Social democrats have been in opposition in Sweden since 2006. But from 1917 to 2006 (with the exception of the periods between 1926 and 1932 and 1976 and 1982) they held power either in single party or coalition governments for a span of close to 80 years. They led the reforms that have made Sweden undoubtedly one of the world's most consolidated democracies and welfare states. They parted ways with the communists in 1917, refrained from socializing the means of production and replacing the market with a planned economy, and by taking advantage of parliamentary democracy adopted reforms that made Sweden increasingly free, equal and prosperous.
They were highly pragmatic. Against the party program that stipulated a republic, they refrained from abolishing the monarchy but legislated it into a symbolic institution. They changed their minds and joined the European Union in 1995. Despite their staunch secularism they waited until the year 2000 to separate state and church. Sweden may have been governed by a coalition of right-wing parties for the last six years, but its institutions are basically the ones put in place by the social democrats.

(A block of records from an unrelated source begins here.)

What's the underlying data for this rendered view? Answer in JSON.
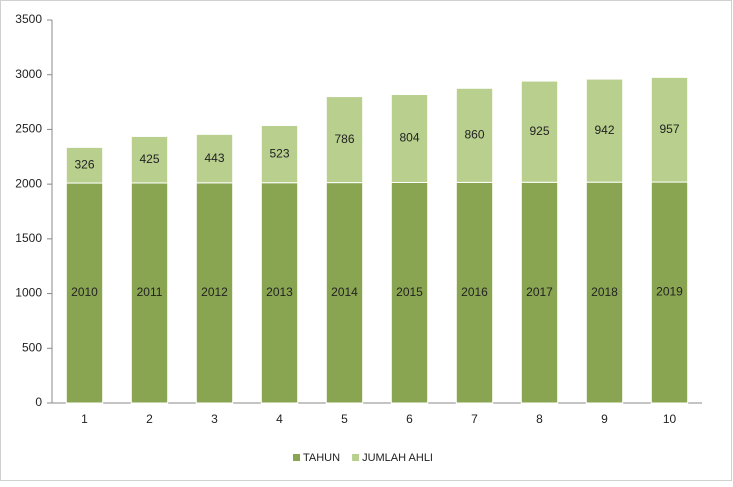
{
  "chart_data": {
    "type": "stacked-bar",
    "categories": [
      "1",
      "2",
      "3",
      "4",
      "5",
      "6",
      "7",
      "8",
      "9",
      "10"
    ],
    "series": [
      {
        "name": "TAHUN",
        "color": "#8aa552",
        "values": [
          2010,
          2011,
          2012,
          2013,
          2014,
          2015,
          2016,
          2017,
          2018,
          2019
        ]
      },
      {
        "name": "JUMLAH AHLI",
        "color": "#b8cf8e",
        "values": [
          326,
          425,
          443,
          523,
          786,
          804,
          860,
          925,
          942,
          957
        ]
      }
    ],
    "ylim": [
      0,
      3500
    ],
    "yticks": [
      0,
      500,
      1000,
      1500,
      2000,
      2500,
      3000,
      3500
    ],
    "grid": false,
    "legend": "bottom"
  }
}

Olof Palme is undoubtedly the politician who put Sweden on the world stage. His political career began in 1954 at the age of 27 when he was discovered and appointed as an aide by the legendary Prime Minister Tage Erlander, who uninterruptedly served in that office for 23 years between 1946 and 1969. He became a cabinet member in 1963 and took over the party leadership and premiership in 1969.
Palme's place in my story began when, as a member of the radical leftist student movement, I had to flee Turkey soon after the second military coup in 1971 and applied for political asylum in Sweden. At the time I received a Swedish alien's passport, in the fall of 1972, these were, roughly, my thoughts: Marxism showed the way for mankind in theory, but its practice -- especially in Turkey -- was dismal. I was ready to take a fresh look at it. Nine years later, when I returned home to Turkey for good, I had converted into a liberal social democrat of the Palme kind. That is why I often joke about Sweden being the laundry machine of the world, which takes in radicals and turns out liberals.
My conversion was surely aided by the Swedish welfare state giving me the opportunity to put my life in order and to resume academic studies towards a doctoral degree in political science at Stockholm University under the supervision of Tomas Hammar, Sweden's first migration studies professor -- now retired -- who still thinks that I often over-idealize Sweden. Besides the Swedish social democrats' most successful implementation of functional socialism, Olof Palme's resolute stand against both communist and fascist dictatorships, in support of people's struggles against imperialist aggression, and his staunch belief that we can make the world a better place have impressed me a lot.
Soon after midnight on Feb. 28, 1986, my friend Yavuz Baydar, then still living in Stockholm, called to give me the terrible news: Palme had been assassinated. I was truly shaken. I had not, unfortunately, had an opportunity to meet him personally; I had only come across him on the Stockholm subway. I have personally met and interviewed on several occasions Anna Lindh, Sweden's foreign minister, and likely prime minister if she had survived assassination in 2003. I am angry with Sweden and the Swedes, to whom I owe so much, for failing to protect their best leaders.